Not only that but I had no trouble holding the slab in fingers while
trying
to grind a slot , it was barely getting warm - good thermal insulator
or
small grinding wheel not generating heat as not cutting into the
material ?
So ,lateral thinking, decided to grind down the screw thread where it
interferes with the ceramic , on one bolt.

{snip}

Those ceramic insulators are made from beryllia (berylium oxide), a
ceramic that has a higher heat conductivity than aluminum. You should
be _extremely_ careful in handling them. Quoting from the Wikipedia
article: "Like all berylium compounds, BeO is carcinogenic and may
cause chronic beryllium disease. Once fired into solid form, it is
safe to handle as long as it is not subjected to any machining that
generates dust." Likewise the American Beryllia site says: "Exposure
to fine, airborne beryllium oxide powder or dust in sufficiently
large concentrations, may cause a lung disease in a small number
of hypersensitive people."

Grinding a beryllia insulator is considered exceptionally dangerous.
Please read the MSDS at
http://www.AmericanBeryllia.com/lit/...Oxide_MSDS.pdf.

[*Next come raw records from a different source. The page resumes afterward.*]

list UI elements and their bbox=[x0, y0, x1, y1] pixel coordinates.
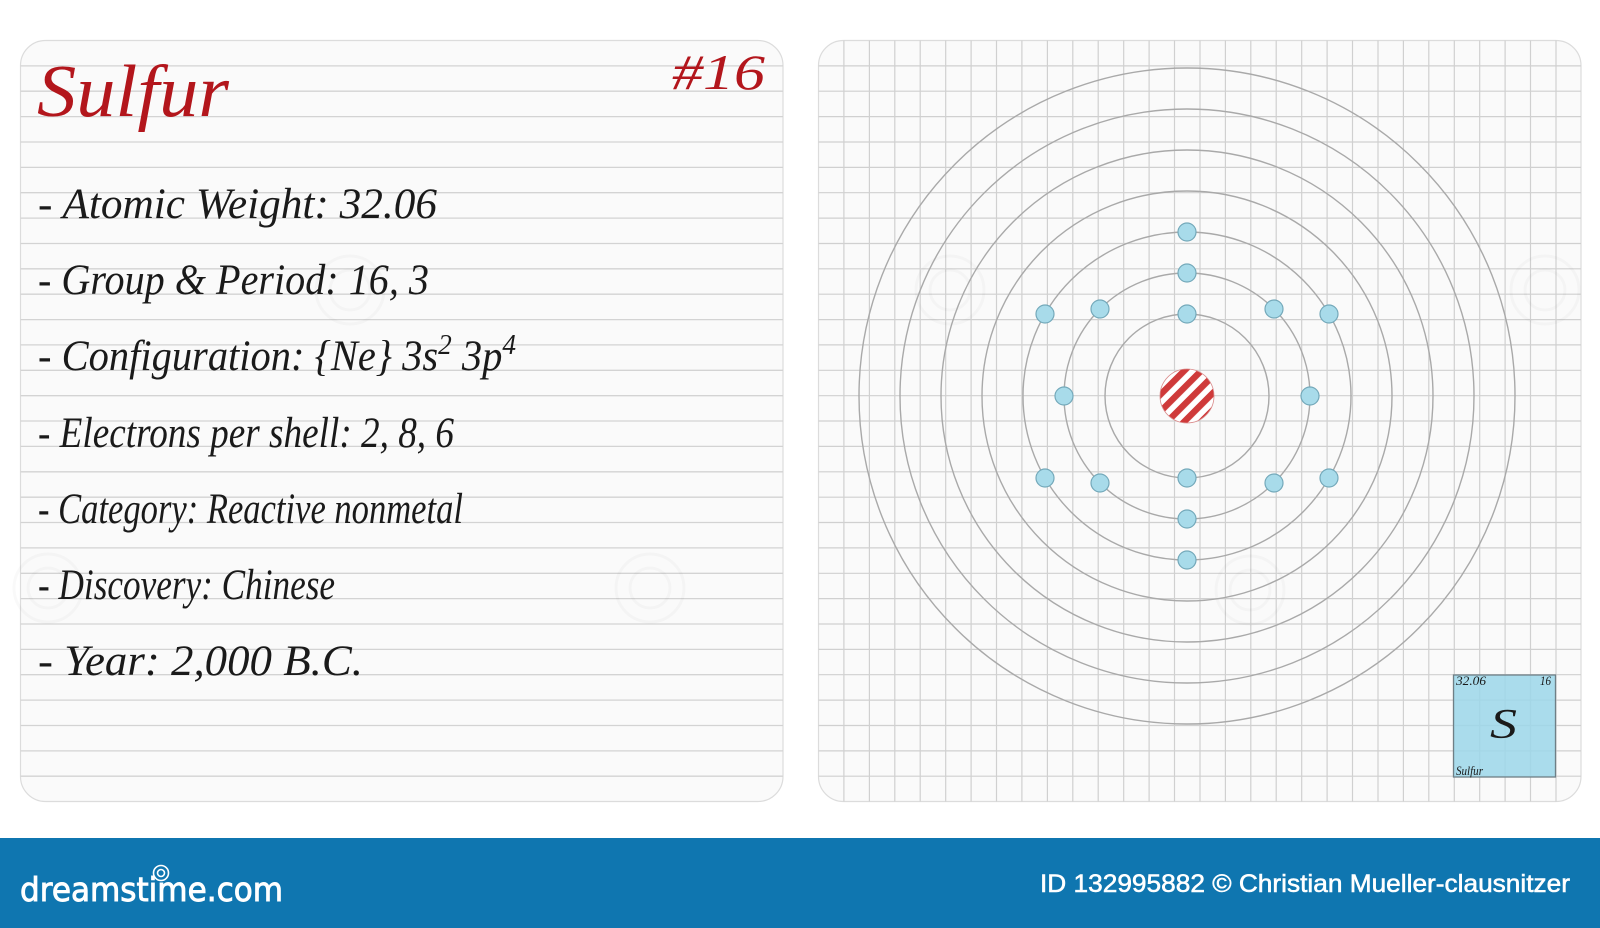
tile: name: Sulfur bbox=[1456, 763, 1484, 778]
text: configuration: 2 bbox=[438, 329, 452, 361]
icon: logo spiral bbox=[154, 866, 168, 880]
tile: atomic number: 16 bbox=[1540, 673, 1551, 688]
text: configuration: 3p bbox=[452, 333, 502, 380]
tile: symbol: S bbox=[1490, 702, 1517, 748]
tile: atomic weight: 32.06 bbox=[1455, 673, 1487, 688]
electrons: shell 1, 2 and 3 bbox=[1036, 223, 1338, 569]
panel: atom diagram on graph paper bbox=[818, 40, 1581, 802]
text: configuration: 4 bbox=[502, 329, 516, 361]
text: configuration: - Configuration: {Ne} 3s bbox=[38, 333, 463, 380]
text: year: - Year: 2,000 B.C. bbox=[38, 638, 363, 685]
text: electrons per shell: - Electrons per shell: 2, 8, 6 bbox=[38, 410, 454, 457]
card: periodic table tile bbox=[1454, 673, 1556, 778]
footer: logo wordmark: dreamstime.com bbox=[20, 870, 283, 909]
text: atomic weight: - Atomic Weight: 32.06 bbox=[38, 181, 437, 228]
heading: element name: Sulfur bbox=[37, 51, 230, 133]
text: group and period: - Group & Period: 16, 3 bbox=[38, 257, 429, 304]
icon: striped nucleus bbox=[1160, 369, 1214, 423]
footer: image credit: ID 132995882 © Christian Mueller-clausnitzer bbox=[1040, 870, 1570, 898]
panel: element facts notebook page bbox=[14, 40, 783, 802]
text: category: - Category: Reactive nonmetal bbox=[38, 486, 463, 533]
chart: electron shells bbox=[859, 68, 1515, 724]
footer band bbox=[0, 838, 1600, 928]
heading: atomic number: #16 bbox=[672, 44, 765, 100]
text: discovery: - Discovery: Chinese bbox=[38, 562, 335, 609]
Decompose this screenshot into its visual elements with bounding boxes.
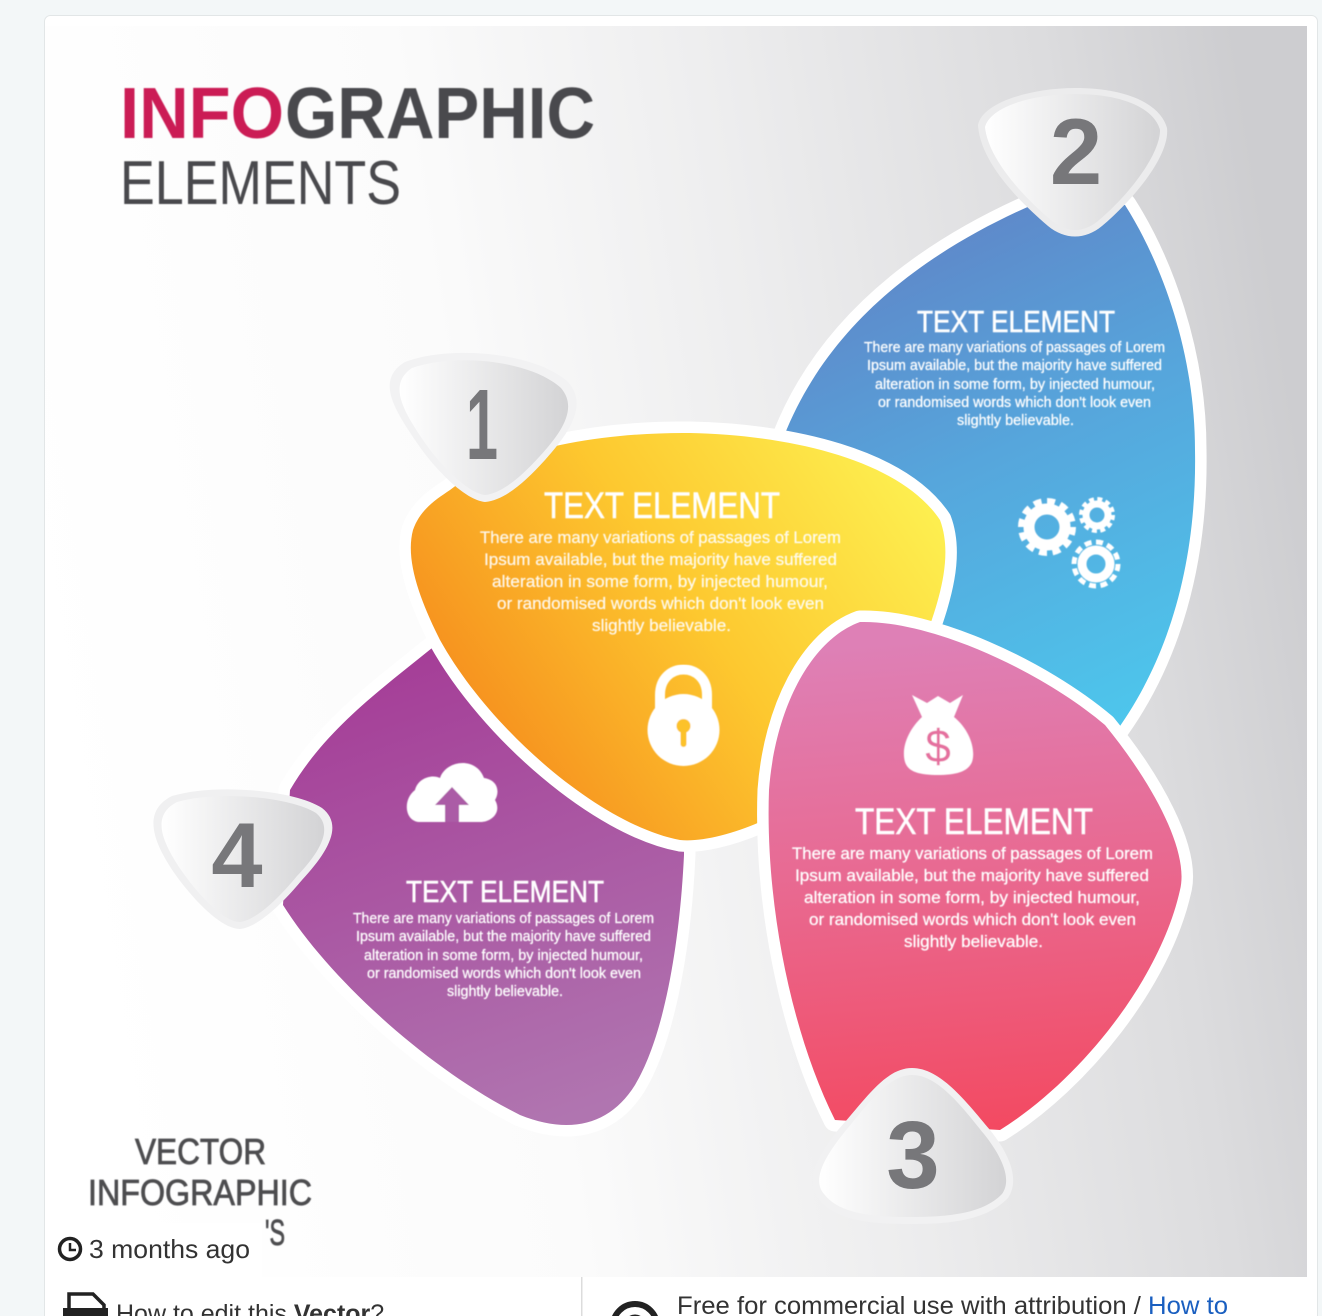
title: INFO bbox=[120, 74, 284, 154]
text block: pink: slightly believable. bbox=[904, 932, 1043, 951]
watermark text: VECTOR bbox=[135, 1131, 266, 1172]
text block: pink: or randomised words which don't look even bbox=[809, 910, 1136, 929]
text block: pink: Ipsum available, but the majority have suffered bbox=[795, 866, 1149, 885]
icon: file bbox=[63, 1294, 108, 1316]
heading: purple: TEXT ELEMENT bbox=[406, 874, 604, 909]
text block: blue: There are many variations of passages of Lorem bbox=[864, 340, 1165, 356]
timestamp label bbox=[52, 1223, 262, 1277]
heading: pink: TEXT ELEMENT bbox=[855, 801, 1093, 842]
text block: pink: There are many variations of passages of Lorem bbox=[792, 844, 1153, 863]
text block: pink bbox=[792, 844, 1153, 951]
text block: purple: alteration in some form, by injected humour, bbox=[364, 948, 643, 964]
edit info row bbox=[63, 1294, 384, 1316]
badge 1 bbox=[390, 353, 577, 502]
license row bbox=[613, 1292, 1228, 1316]
text block: yellow bbox=[480, 528, 841, 635]
heading: yellow: TEXT ELEMENT bbox=[544, 485, 780, 526]
badge 2 bbox=[978, 88, 1167, 236]
icon: money bag: $ bbox=[925, 720, 951, 772]
title bbox=[120, 74, 595, 218]
icon: copyright bbox=[613, 1304, 657, 1316]
text block: pink: alteration in some form, by injected humour, bbox=[804, 888, 1140, 907]
icon: padlock bbox=[648, 670, 720, 766]
number 1: 1 bbox=[466, 369, 498, 481]
text block: purple: There are many variations of passages of Lorem bbox=[353, 911, 654, 927]
text block: yellow: alteration in some form, by injected humour, bbox=[492, 572, 828, 591]
text block: purple bbox=[353, 911, 654, 1000]
text block: blue bbox=[864, 340, 1165, 429]
text block: purple: slightly believable. bbox=[447, 984, 563, 1000]
number 3: 3 bbox=[886, 1102, 940, 1209]
text block: purple: Ipsum available, but the majority have suffered bbox=[356, 929, 651, 945]
text block: blue: or randomised words which don't look even bbox=[878, 395, 1151, 411]
panel: purple petal 4 bbox=[283, 648, 684, 1125]
panel: pink petal 3 bbox=[769, 622, 1182, 1130]
icon: clock bbox=[60, 1238, 80, 1260]
badge 4 bbox=[153, 789, 332, 929]
time text: 3 months ago bbox=[89, 1234, 250, 1264]
icon: money bag bbox=[904, 695, 973, 775]
text block: yellow: or randomised words which don't look even bbox=[497, 594, 824, 613]
text block: yellow: There are many variations of passages of Lorem bbox=[480, 528, 841, 547]
text block: yellow: slightly believable. bbox=[592, 616, 731, 635]
number 2: 2 bbox=[1050, 99, 1102, 204]
text block: yellow: Ipsum available, but the majority have suffered bbox=[484, 550, 837, 569]
watermark text bbox=[88, 1131, 312, 1253]
panel: blue petal 2 bbox=[784, 205, 1195, 737]
title: GRAPHIC bbox=[285, 74, 595, 154]
watermark text: INFOGRAPHIC bbox=[88, 1172, 312, 1213]
text block: blue: alteration in some form, by injected humour, bbox=[875, 377, 1155, 393]
panel: yellow petal 1 bbox=[411, 433, 945, 840]
title: ELEMENTS bbox=[120, 149, 401, 218]
text block: purple: or randomised words which don't look even bbox=[367, 966, 641, 982]
divider bbox=[581, 1277, 582, 1316]
badge 3 bbox=[813, 1068, 1013, 1224]
text block: blue: Ipsum available, but the majority have suffered bbox=[867, 358, 1162, 374]
icon: cloud upload bbox=[407, 763, 497, 822]
number 4: 4 bbox=[211, 805, 263, 907]
watermark text: 'S bbox=[265, 1212, 285, 1253]
icon: gears bbox=[1021, 499, 1118, 586]
heading: blue: TEXT ELEMENT bbox=[917, 304, 1115, 339]
text block: blue: slightly believable. bbox=[957, 413, 1074, 429]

I once needed some microwave windows made of beryllia. I was going
to order beryllia blanks, have the edges sputtered in gold, and braze
them into 316 stainless waveguide sections. I called the engineers
at National Beryllia (now American Beryllia) to discuss this application.
In short order, they convinced me that they should manufacture the
windows as there was a chance that the differential thermal expansion
between the beryllia and the stainless steel waveguide could potentially
shatter the ceramic and release beryllia powder. After learning the
cost, I went with sapphire windows instead.

Some people are hypersensitive to beryllium compounds. If you are
not in the hospital yet, consider yourself _very_ lucky. A small
percentage of the population is so hypersensitive that the small
amount of dust you created could be lethal.